New York City will require all city workers to get the COVID-19 vaccine by Sept. 13 or submit to weekly tests as cases linked to the Delta variant rise across New York. The city will also institute an indoor mask mandate for unvaccinated municipal workers.
“The Delta variant has thrown us a curve ball,” Mayor Bill de Blasio said in a briefing on Monday. “If someone is unvaccinated unfortunately they pose a greater risk.”
The city’s broad vaccine mandate expands a policy announced last week that requires health care workers in public hospitals and clinics to be vaccinated by Aug. 2 or submit to weekly tests. Foster care, senior center or shelter staff will be required to be vaccinated by Aug. 16, with the mandate applying to the whole city workforce by the first day of public school in mid-September.

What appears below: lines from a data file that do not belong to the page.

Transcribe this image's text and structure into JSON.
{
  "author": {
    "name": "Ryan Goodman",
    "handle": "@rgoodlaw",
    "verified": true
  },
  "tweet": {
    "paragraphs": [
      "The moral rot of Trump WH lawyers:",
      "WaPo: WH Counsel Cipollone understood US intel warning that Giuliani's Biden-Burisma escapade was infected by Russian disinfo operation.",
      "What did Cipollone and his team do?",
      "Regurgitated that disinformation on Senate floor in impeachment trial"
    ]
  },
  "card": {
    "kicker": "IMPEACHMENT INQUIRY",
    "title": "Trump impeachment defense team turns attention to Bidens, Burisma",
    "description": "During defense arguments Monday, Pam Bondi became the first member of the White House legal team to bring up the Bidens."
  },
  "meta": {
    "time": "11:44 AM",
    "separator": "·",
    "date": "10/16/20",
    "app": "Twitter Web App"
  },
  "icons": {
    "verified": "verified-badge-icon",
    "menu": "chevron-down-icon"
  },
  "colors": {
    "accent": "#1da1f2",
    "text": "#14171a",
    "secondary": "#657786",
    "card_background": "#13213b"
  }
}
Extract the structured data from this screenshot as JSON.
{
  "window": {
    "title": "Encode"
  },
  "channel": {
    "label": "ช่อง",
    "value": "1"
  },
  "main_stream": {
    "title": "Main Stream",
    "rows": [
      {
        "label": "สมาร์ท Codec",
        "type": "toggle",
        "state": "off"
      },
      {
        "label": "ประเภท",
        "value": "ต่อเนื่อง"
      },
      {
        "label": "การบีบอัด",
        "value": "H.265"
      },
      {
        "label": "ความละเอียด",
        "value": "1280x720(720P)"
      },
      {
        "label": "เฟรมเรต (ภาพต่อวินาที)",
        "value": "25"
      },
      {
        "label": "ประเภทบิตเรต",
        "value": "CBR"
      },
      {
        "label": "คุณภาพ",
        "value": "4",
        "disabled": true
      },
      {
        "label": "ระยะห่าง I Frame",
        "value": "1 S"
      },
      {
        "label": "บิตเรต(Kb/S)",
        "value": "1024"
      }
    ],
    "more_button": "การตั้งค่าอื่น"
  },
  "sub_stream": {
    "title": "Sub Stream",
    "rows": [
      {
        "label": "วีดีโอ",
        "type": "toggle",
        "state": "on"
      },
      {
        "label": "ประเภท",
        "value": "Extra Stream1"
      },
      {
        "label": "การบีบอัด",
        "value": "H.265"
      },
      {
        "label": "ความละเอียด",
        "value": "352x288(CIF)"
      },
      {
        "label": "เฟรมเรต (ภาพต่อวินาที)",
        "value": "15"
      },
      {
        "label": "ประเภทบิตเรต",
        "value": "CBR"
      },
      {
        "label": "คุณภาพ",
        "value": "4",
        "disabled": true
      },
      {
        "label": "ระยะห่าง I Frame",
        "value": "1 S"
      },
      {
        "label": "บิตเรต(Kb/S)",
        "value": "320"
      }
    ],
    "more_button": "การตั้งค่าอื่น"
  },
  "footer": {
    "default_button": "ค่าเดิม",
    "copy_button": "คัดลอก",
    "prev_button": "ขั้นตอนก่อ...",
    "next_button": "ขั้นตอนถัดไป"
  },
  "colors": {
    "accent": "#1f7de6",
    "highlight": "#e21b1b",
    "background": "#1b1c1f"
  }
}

“This means everybody,” he says, noting schoolteachers, police, fire officials, front line and office workers.
About 60% of the city’s more than 42,000 public hospital employees have been vaccinated, according to Mitchell Katz, president and chief executive officer of the system. Only 54% of people are fully vaccinated in the city, which missed its goal of fully vaccinating 5 million New Yorkers by the end of June. Just over 4.5 million New Yorkers are fully vaccinated.
“Don’t wait: The virus is here now and it’s transmitting quickly due to the Delta variant, a particularly aggressive strain of the virus, with cases rising rapidly particularly among unvaccinated,” said Health Commissioner Dave Chokshi.
De Blasio also urged private employers to start requiring the shots and said the rise in cases was largely among unvaccinated residents. The city recorded 1,074 new cases of the virus July 22, compared with 56 daily cases June 21, although hospitalizations have remained low, with only 28 reported July 22.
“My message to the private sector is go as far as you can go right now,” he said. “I would strongly urge a vaccination mandate.”